Mellow Gold #1

Mellow Gold #1 - a hand-picked series of mellow tunes to relax to ft. Elton John, George Harrison, James Taylor and The Beatles

Feat. Elton John, George Harrison, James Taylor, The Beatles etc.

And so, the playlist to kick my Gold Series off. I had actually started by compiling a playlist titled 'Starting Gold #1' (meant to be a round-up of some spectacular favorites) but I ended up jotting down titles for a separate playlist, which we find here. As Naval Ravikant has said - inspiration is perishable - so I decided to act on the inspiration right away.

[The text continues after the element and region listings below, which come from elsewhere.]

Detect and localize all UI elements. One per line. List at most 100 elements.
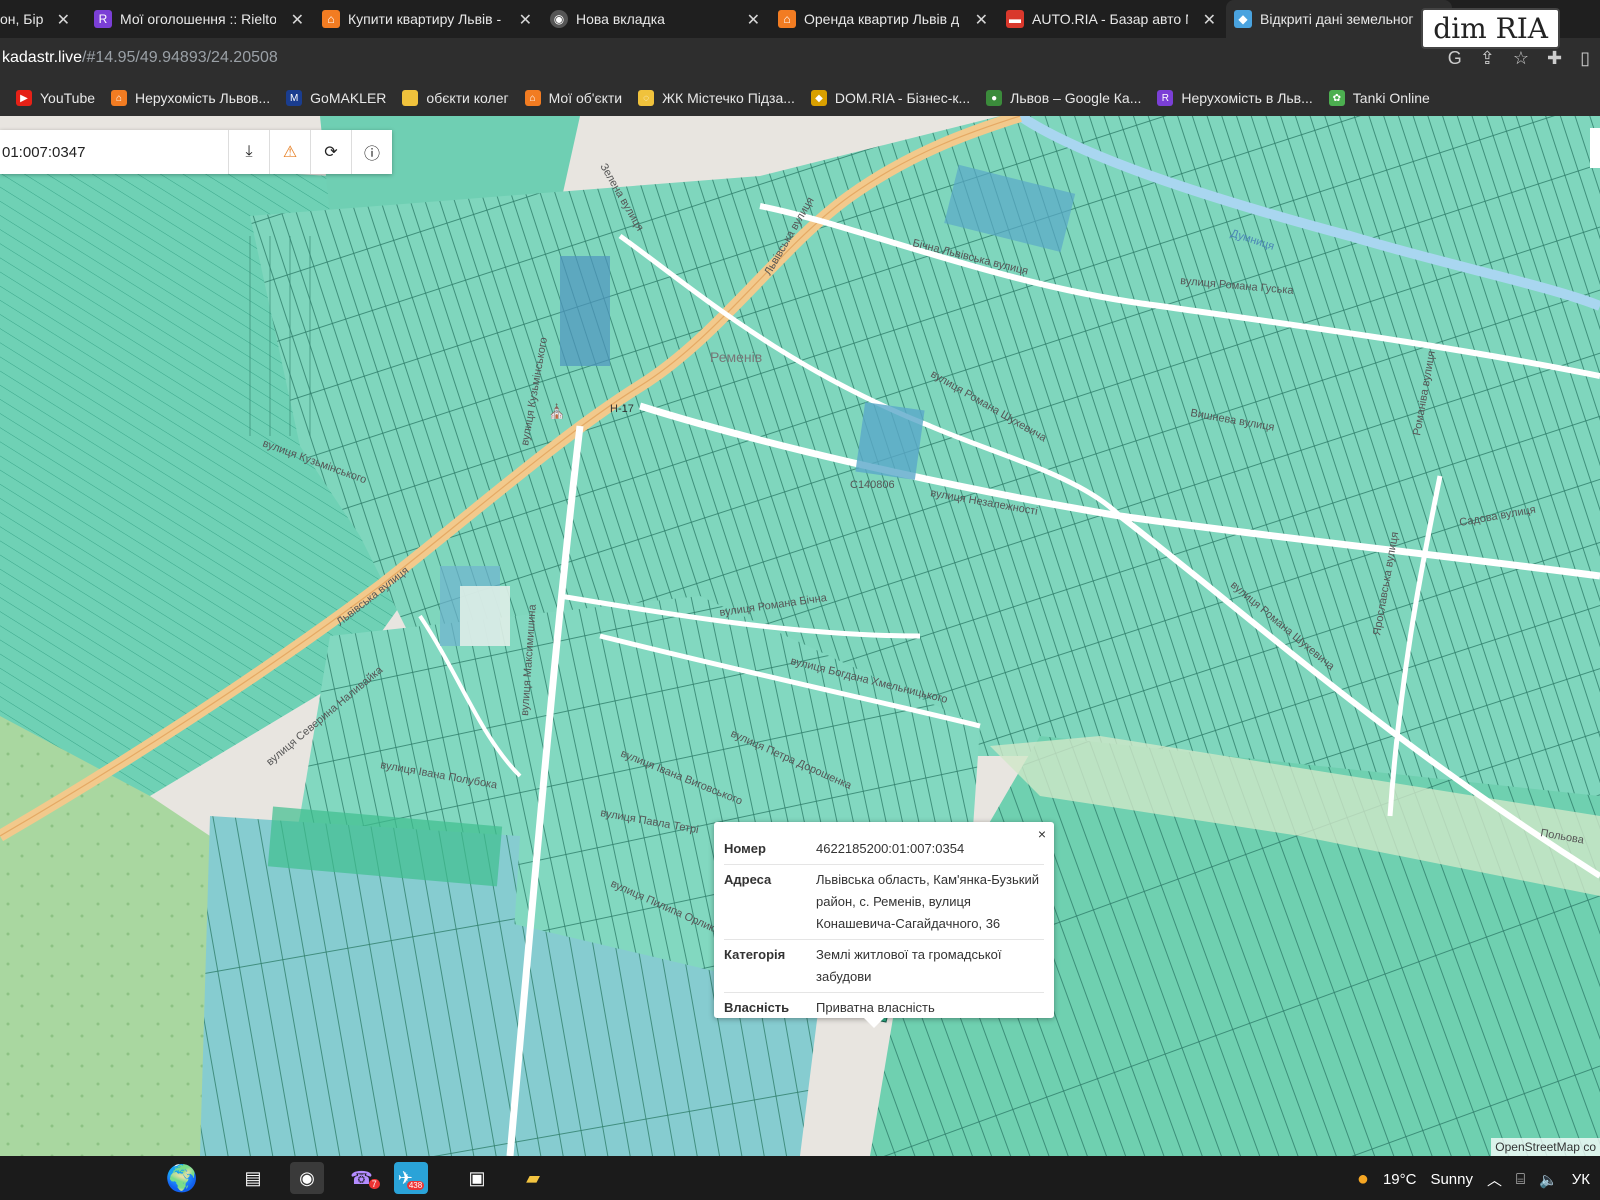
- bookmark-nerukhomist-lviv[interactable]: R Нерухомість в Льв...: [1157, 90, 1313, 106]
- browser-tab[interactable]: ▬ AUTO.RIA - Базар авто N ✕: [998, 0, 1224, 38]
- tanki-icon: ✿: [1328, 90, 1345, 106]
- tab-title: он, Бірк: [0, 11, 44, 27]
- viber-badge: 7: [368, 1179, 380, 1189]
- gomakler-icon: M: [286, 90, 303, 106]
- bookmark-google-maps[interactable]: ● Львов – Google Ка...: [986, 90, 1141, 106]
- parcel-key: Категорія: [724, 939, 816, 993]
- parcel-key: Номер: [724, 834, 816, 865]
- car-favicon-icon: ▬: [1006, 10, 1024, 28]
- home-favicon-icon: ⌂: [322, 10, 340, 28]
- tab-title: Оренда квартир Львів д: [804, 11, 960, 27]
- volume-icon[interactable]: 🔈: [1539, 1171, 1558, 1189]
- widgets-globe-icon[interactable]: 🌍: [140, 1162, 224, 1194]
- tab-title: AUTO.RIA - Базар авто N: [1032, 11, 1188, 27]
- tab-title: Відкриті дані земельног: [1260, 11, 1414, 27]
- browser-tab-active[interactable]: ◆ Відкриті дані земельног ✕: [1226, 0, 1452, 38]
- weather-sun-icon[interactable]: ●: [1357, 1168, 1369, 1191]
- rielto-favicon-icon: R: [94, 10, 112, 28]
- bookmark-zhk[interactable]: ◌ ЖК Містечко Підза...: [638, 90, 795, 106]
- parcel-key: Адреса: [724, 864, 816, 940]
- info-icon[interactable]: ⓘ: [351, 130, 392, 174]
- windows-taskbar: 🌍 ▤ ◉ ☎ 7 ✈ 438 ▣ ▰ ● 19°C Sunny ︿ ⌸ 🔈 УК: [0, 1156, 1600, 1200]
- bookmark-nerukhomist[interactable]: ⌂ Нерухомість Львов...: [111, 90, 270, 106]
- browser-tab[interactable]: ⌂ Купити квартиру Львів - ✕: [314, 0, 540, 38]
- bookmark-youtube[interactable]: ▶ YouTube: [16, 90, 95, 106]
- map-label-road-h17: Н-17: [610, 403, 634, 415]
- map-control-edge[interactable]: [1590, 128, 1600, 168]
- parcel-value: 4622185200:01:007:0354: [816, 834, 1044, 865]
- dim-ria-watermark: dim RIA: [1421, 8, 1560, 49]
- tab-title: Нова вкладка: [576, 11, 665, 27]
- map-pin-icon: ●: [986, 90, 1003, 106]
- browser-tab[interactable]: R Мої оголошення :: Rielto ✕: [86, 0, 312, 38]
- star-icon[interactable]: ☆: [1513, 48, 1529, 69]
- table-row: Адреса Львівська область, Кам'янка-Бузьк…: [724, 864, 1044, 940]
- parcel-value: Землі житлової та громадської забудови: [816, 939, 1044, 993]
- browser-tab[interactable]: ◉ Нова вкладка ✕: [542, 0, 768, 38]
- home-icon: ⌂: [524, 90, 541, 106]
- tab-close-icon[interactable]: ✕: [57, 10, 70, 30]
- viber-taskbar-icon[interactable]: ☎ 7: [348, 1162, 382, 1194]
- browser-tab[interactable]: он, Бірк ✕: [0, 0, 78, 38]
- tab-close-icon[interactable]: ✕: [747, 10, 760, 30]
- bookmark-gomakler[interactable]: M GoMAKLER: [286, 90, 386, 106]
- cadastral-map[interactable]: Ременів Н-17 С140806 Львівська вулиця Ль…: [0, 116, 1600, 1156]
- system-tray: ● 19°C Sunny ︿ ⌸ 🔈 УК: [1357, 1168, 1590, 1191]
- language-indicator[interactable]: УК: [1572, 1171, 1590, 1188]
- cadastral-search-input[interactable]: 01:007:0347: [0, 144, 228, 161]
- network-icon[interactable]: ⌸: [1516, 1171, 1525, 1188]
- browser-tab[interactable]: ⌂ Оренда квартир Львів д ✕: [770, 0, 996, 38]
- bookmark-folder-obiekty[interactable]: обєкти колег: [402, 90, 509, 106]
- extensions-icon[interactable]: ✚: [1547, 48, 1562, 69]
- church-icon: ⛪: [548, 402, 565, 420]
- map-attribution[interactable]: OpenStreetMap co: [1491, 1138, 1600, 1156]
- weather-temp[interactable]: 19°C: [1383, 1171, 1417, 1188]
- parcel-key: Власність: [724, 1000, 790, 1015]
- table-row: Власність Приватна власність: [724, 993, 1044, 1024]
- tab-close-icon[interactable]: ✕: [975, 10, 988, 30]
- browser-tab-strip: он, Бірк ✕ R Мої оголошення :: Rielto ✕ …: [0, 0, 1600, 38]
- tab-close-icon[interactable]: ✕: [291, 10, 304, 30]
- parcel-value: Приватна власність: [816, 1000, 935, 1015]
- chrome-favicon-icon: ◉: [550, 10, 568, 28]
- app-taskbar-icon[interactable]: ▣: [460, 1162, 494, 1194]
- home-icon: ⌂: [111, 90, 128, 106]
- url-path: /#14.95/49.94893/24.20508: [82, 49, 278, 66]
- home-favicon-icon: ⌂: [778, 10, 796, 28]
- rielto-icon: R: [1157, 90, 1174, 106]
- refresh-icon[interactable]: ⟳: [310, 130, 351, 174]
- tab-close-icon[interactable]: ✕: [519, 10, 532, 30]
- tray-chevron-icon[interactable]: ︿: [1487, 1169, 1502, 1190]
- popup-tip: [864, 1018, 884, 1028]
- tab-title: Мої оголошення :: Rielto: [120, 11, 276, 27]
- url-field[interactable]: kadastr.live/#14.95/49.94893/24.20508: [2, 49, 278, 67]
- kadastr-favicon-icon: ◆: [1234, 10, 1252, 28]
- google-icon[interactable]: G: [1448, 48, 1462, 69]
- table-row: Категорія Землі житлової та громадської …: [724, 939, 1044, 993]
- bookmark-moi-obiekty[interactable]: ⌂ Мої об'єкти: [524, 90, 622, 106]
- telegram-badge: 438: [406, 1180, 425, 1190]
- sidebar-icon[interactable]: ▯: [1580, 48, 1590, 69]
- warning-icon[interactable]: ⚠: [269, 130, 310, 174]
- folder-icon: [402, 90, 419, 106]
- weather-text[interactable]: Sunny: [1430, 1171, 1473, 1188]
- tab-title: Купити квартиру Львів -: [348, 11, 502, 27]
- url-host: kadastr.live: [2, 49, 83, 66]
- parcel-info-table: Номер 4622185200:01:007:0354 Адреса Льві…: [724, 834, 1044, 1023]
- share-icon[interactable]: ⇪: [1480, 48, 1495, 69]
- parcel-info-popup: × Номер 4622185200:01:007:0354 Адреса Ль…: [714, 822, 1054, 1028]
- map-label-village: Ременів: [710, 349, 762, 365]
- bookmark-tanki[interactable]: ✿ Tanki Online: [1328, 90, 1430, 106]
- file-explorer-icon[interactable]: ▰: [516, 1162, 550, 1194]
- bookmarks-bar: ▶ YouTube ⌂ Нерухомість Львов... M GoMAKLER…: [0, 80, 1600, 117]
- task-view-icon[interactable]: ▤: [236, 1162, 270, 1194]
- tab-close-icon[interactable]: ✕: [1203, 10, 1216, 30]
- chrome-taskbar-icon[interactable]: ◉: [290, 1162, 324, 1194]
- chat-icon: ◌: [638, 90, 655, 106]
- map-label-road-c140806: С140806: [850, 479, 895, 491]
- parcel-value: Львівська область, Кам'янка-Бузький райо…: [816, 864, 1044, 940]
- youtube-icon: ▶: [16, 90, 32, 106]
- telegram-taskbar-icon[interactable]: ✈ 438: [394, 1162, 428, 1194]
- bookmark-domria[interactable]: ◆ DOM.RIA - Бізнес-к...: [810, 90, 970, 106]
- download-icon[interactable]: ⤓: [228, 130, 269, 174]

In due course, the list below should have links to each artist as well - but as that is very much still a work in progress, please bear with me.

Track List

  1. Your Song - Elton John

    The first success out of the legendary partnership between lyricist Bernie Taupin and Elton John. Legend has it that the song was written in about 15 minutes or less. Its lyrics are lovely in their universality, which I think is why the song appeals to so many.
  2. All Things Must Pass - George Harrison

    Released in 1970, a few months after the breakup of the Beatles was confirmed, the album this song is on (also called All Things Must Pass) has become 'synonymous with suppressed brilliance', and this song is no different. In moments of anxiety, All Things Must Pass is a wonderful anecdote.
  3. Fire and Rain - James Taylor

    A deeply vulnerable and raw song - and one that helped to usher in the era of the singer-songwriter in the 1970s, proving to be a huge hit upon release, despite it bucking the trend at the time. There's an undeniably magnetic connection that's impossible to forget.
  4. Have You Ever Seen The Rain - Creedence Clearwater Revival

    Written by John Fogerty about his brother Tom leaving the band - John once said (paraphrasing): "We wanted to grow up and be [rock n' roll stars]. I guess we achieved half of that". The melody and lyrics are infectious as they are painfully hopeful, carrying with them a heart-aching nostalgia.
  5. The Long And Winding Road - Naked Version - The Beatles

    The first thing that comes to mind with The Long And Winding Road is that it's a timeless piece of music. It's a Paul McCartney composition (though credited, as always, to the Lennon/McCartney songwriting partnership), it's beautiful and overwhelming. I've chosen the Naked Version as I prefer it to the orchestral and choral overdubs of the original release. In any case, Paul McCartney was incensed by the 'over-production' of the original release by Phil Spector - a genius in his own right, but one known for his trademark 'wall of sound'.
  6. 50 Ways to Leave Your Lover - Paul Simon

    This whole song is arranged to a catchy marching drum riff; Simon wanted to keep the song simple and the result is an easy, confident song about the idea of freedom after marriage.
  7. Dreams - Fleetwood Mac

    If there's ever a rabbit hole to go down, it's the origin story of Fleetwood Mac's celebrated album, Rumours, which was written amongst a whole lot of strife within the band (a separation, a break-up, and a divorce). Dreams is Stevie Nick's attempt at being philosophical about her break up from guitarist Lindsey Buckingham, and its dreamy tone is unforgettable.
  8. Pink Moon - Nick Drake

    Perhaps the least well-known of the songs in this playlist - and certainly not celebrated until after Drake's passing in 1974, Pink Moon is an example of how the same piece of music can be hopeful and bleak at the same time. Nick Drake's songwriting is masterfully sparse and his guitar playing has a wonderfully clean sound.
  9. Wish You Were Here - Pink Floyd

    A hauntingly introspective piece of music with a memorable guitar riff, Wish You Were Here is permeated by founding member Syd Barrett's absence. Barrett's destructive LCD addiction had led to his exit from the band several years prior, but he cast a long shadow on Roger Waters' songwriting.
  10. Fast Car - Tracy Chapman

    In the tail end of 1988, this song was everywhere - partially propelled to superstardom by Chapman filling in for Stevie Wonder at Nelson Mandela's 70th birthday concert. It's a gritty, hopeful tale about a woman trying to make things work by escaping her life circumstances, and a story that many can find something within to relate to.